Met dit artikel wordt de Regeling langdurige zorg aangepast. Artikel 5.17, eerste lid, van deze regeling geeft aan waarvoor het persoonsgebonden budget mag worden gebruikt. Aan dit lid worden in onderdeel A de twee in het algemeen deel beschreven situaties toegevoegd.

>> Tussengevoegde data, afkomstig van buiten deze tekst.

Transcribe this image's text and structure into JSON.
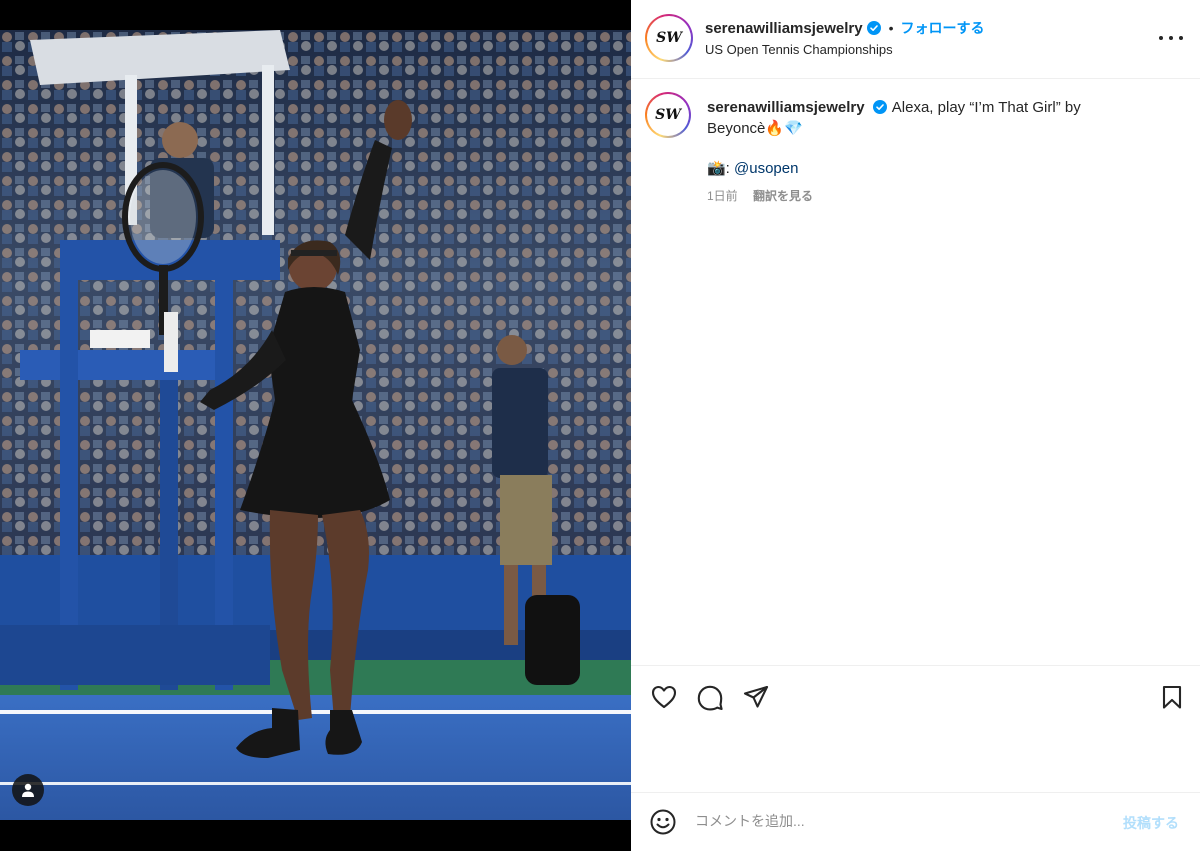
{
  "account": {
    "username": "serenawilliamsjewelry",
    "avatar_text": "SW",
    "verified_icon": "verified-badge-icon",
    "follow_label": "フォローする",
    "location": "US Open Tennis Championships",
    "separator": "•"
  },
  "caption": {
    "text_line": "Alexa, play “I’m That Girl” by Beyoncè🔥💎",
    "credit_prefix": "📸: ",
    "credit_mention": "@usopen",
    "time_ago": "1日前",
    "translate_label": "翻訳を見る"
  },
  "actions": {
    "icons": [
      "heart-icon",
      "comment-icon",
      "share-icon",
      "bookmark-icon"
    ]
  },
  "comment": {
    "emoji_icon": "emoji-icon",
    "placeholder": "コメントを追加...",
    "post_label": "投稿する"
  },
  "media": {
    "tag_icon": "user-tag-icon"
  },
  "colors": {
    "accent": "#0095f6",
    "post_disabled": "#b2dffc",
    "mention": "#00376b",
    "court_blue": "#2f62b8",
    "court_green": "#2f7a55"
  }
}
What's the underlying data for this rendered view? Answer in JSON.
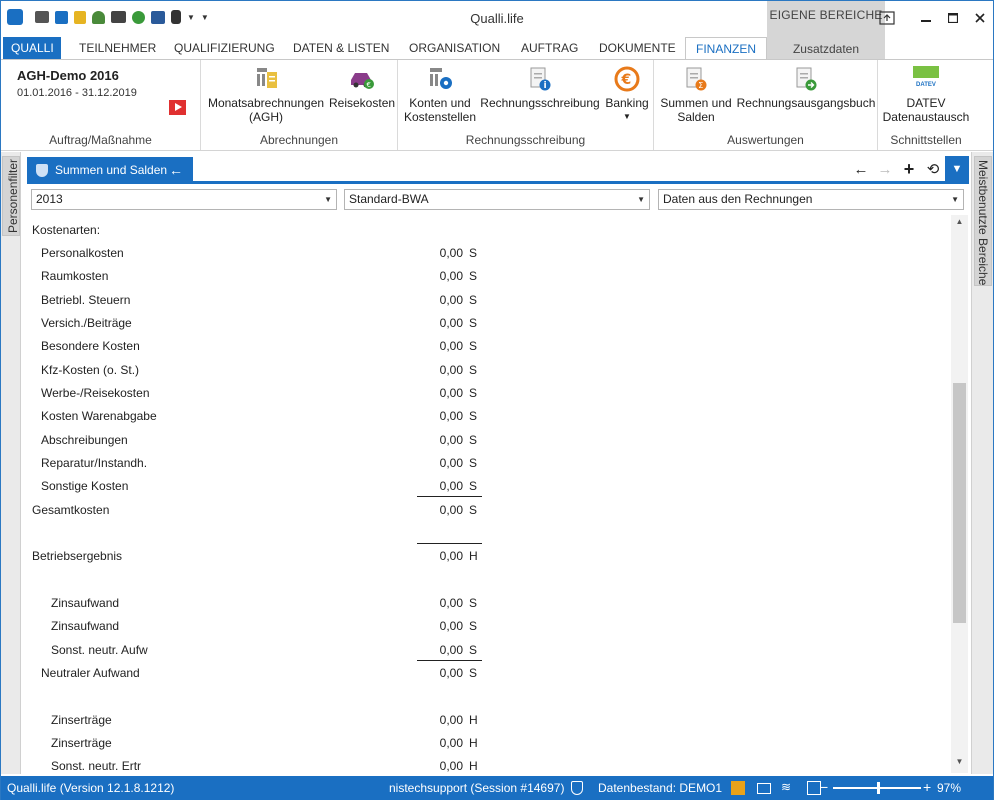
{
  "app_title": "Qualli.life",
  "eigene_bereiche": "EIGENE BEREICHE",
  "zusatzdaten": "Zusatzdaten",
  "tabs": [
    "QUALLI",
    "TEILNEHMER",
    "QUALIFIZIERUNG",
    "DATEN & LISTEN",
    "ORGANISATION",
    "AUFTRAG",
    "DOKUMENTE",
    "FINANZEN"
  ],
  "project": {
    "title": "AGH-Demo 2016",
    "dates": "01.01.2016 - 31.12.2019",
    "group": "Auftrag/Maßnahme"
  },
  "ribbon": {
    "abrechnungen": {
      "label": "Abrechnungen",
      "b1_l1": "Monatsabrechnungen",
      "b1_l2": "(AGH)",
      "b2": "Reisekosten"
    },
    "rechnungsschreibung": {
      "label": "Rechnungsschreibung",
      "b1_l1": "Konten und",
      "b1_l2": "Kostenstellen",
      "b2": "Rechnungsschreibung",
      "b3": "Banking"
    },
    "auswertungen": {
      "label": "Auswertungen",
      "b1_l1": "Summen und",
      "b1_l2": "Salden",
      "b2": "Rechnungsausgangsbuch"
    },
    "schnittstellen": {
      "label": "Schnittstellen",
      "b1_l1": "DATEV",
      "b1_l2": "Datenaustausch",
      "datev_logo": "DATEV"
    }
  },
  "left_panel": "Personenfilter",
  "right_panel": "Meistbenutzte Bereiche",
  "doc_tab": "Summen und Salden",
  "filters": {
    "year": "2013",
    "report": "Standard-BWA",
    "source": "Daten aus den Rechnungen"
  },
  "rows": [
    {
      "label": "Kostenarten:",
      "value": "",
      "sh": ""
    },
    {
      "label": "Personalkosten",
      "value": "0,00",
      "sh": "S"
    },
    {
      "label": "Raumkosten",
      "value": "0,00",
      "sh": "S"
    },
    {
      "label": "Betriebl. Steuern",
      "value": "0,00",
      "sh": "S"
    },
    {
      "label": "Versich./Beiträge",
      "value": "0,00",
      "sh": "S"
    },
    {
      "label": "Besondere Kosten",
      "value": "0,00",
      "sh": "S"
    },
    {
      "label": "Kfz-Kosten (o. St.)",
      "value": "0,00",
      "sh": "S"
    },
    {
      "label": "Werbe-/Reisekosten",
      "value": "0,00",
      "sh": "S"
    },
    {
      "label": "Kosten Warenabgabe",
      "value": "0,00",
      "sh": "S"
    },
    {
      "label": "Abschreibungen",
      "value": "0,00",
      "sh": "S"
    },
    {
      "label": "Reparatur/Instandh.",
      "value": "0,00",
      "sh": "S"
    },
    {
      "label": "Sonstige Kosten",
      "value": "0,00",
      "sh": "S"
    },
    {
      "label": "Gesamtkosten",
      "value": "0,00",
      "sh": "S"
    },
    {
      "label": "Betriebsergebnis",
      "value": "0,00",
      "sh": "H"
    },
    {
      "label": "Zinsaufwand",
      "value": "0,00",
      "sh": "S"
    },
    {
      "label": "Zinsaufwand",
      "value": "0,00",
      "sh": "S"
    },
    {
      "label": "Sonst. neutr. Aufw",
      "value": "0,00",
      "sh": "S"
    },
    {
      "label": "Neutraler Aufwand",
      "value": "0,00",
      "sh": "S"
    },
    {
      "label": "Zinserträge",
      "value": "0,00",
      "sh": "H"
    },
    {
      "label": "Zinserträge",
      "value": "0,00",
      "sh": "H"
    },
    {
      "label": "Sonst. neutr. Ertr",
      "value": "0,00",
      "sh": "H"
    }
  ],
  "status": {
    "version": "Qualli.life (Version 12.1.8.1212)",
    "session": "nistechsupport (Session #14697)",
    "datenbestand": "Datenbestand: DEMO1",
    "zoom": "97%"
  }
}
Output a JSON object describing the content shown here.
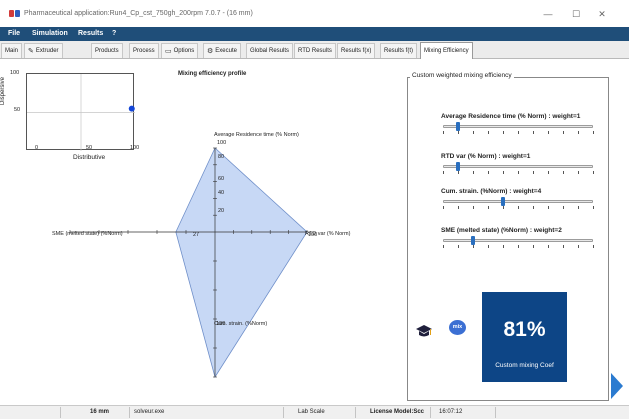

Onderdeel B heeft betrekking op artikel 5.23 van de Regeling langdurige zorg. Hierin is vastgelegd aan de hand waarvan de Svb betalingen verricht uit het persoonsgebonden budget en welke administratieve verplichtingen de budgethouder heeft. Dit artikel wordt aangepast aan de twee in artikel 5.17 van de Regeling langdurige zorg toegevoegde situaties. De verwijzingen in dit artikel zijn aangepast aan deze toevoegingen.

Artikel III

In artikel 2.29a en volgende van de Regeling zorgverzekering wordt het Zvw-pgb geregeld. Artikel 2.29a, zevende lid, geeft een aantal situaties aan waarin in verband met Covid-19 niet-verleende zorg ook wordt vergoed. Aan deze situaties wordt de in het algemeen deel beschreven situatie toegevoegd en worden voor het vergoeden bij vaccinatie twee nieuwe leden toegevoegd.

De Minister van Volksgezondheid, Welzijn en Sport, H.M. de Jonge


X Noot
4

In artikel I, onderdeel B van de Rzv, is aan artikel 2.29a een achtste lid toegevoegd. In dit achtste lid zijn administratieverplichtingen voor de verzekerde ten aanzien van de niet-geleverde zorg in de periode van 1 oktober 2020 tot en met 31 december 2021 opgenomen.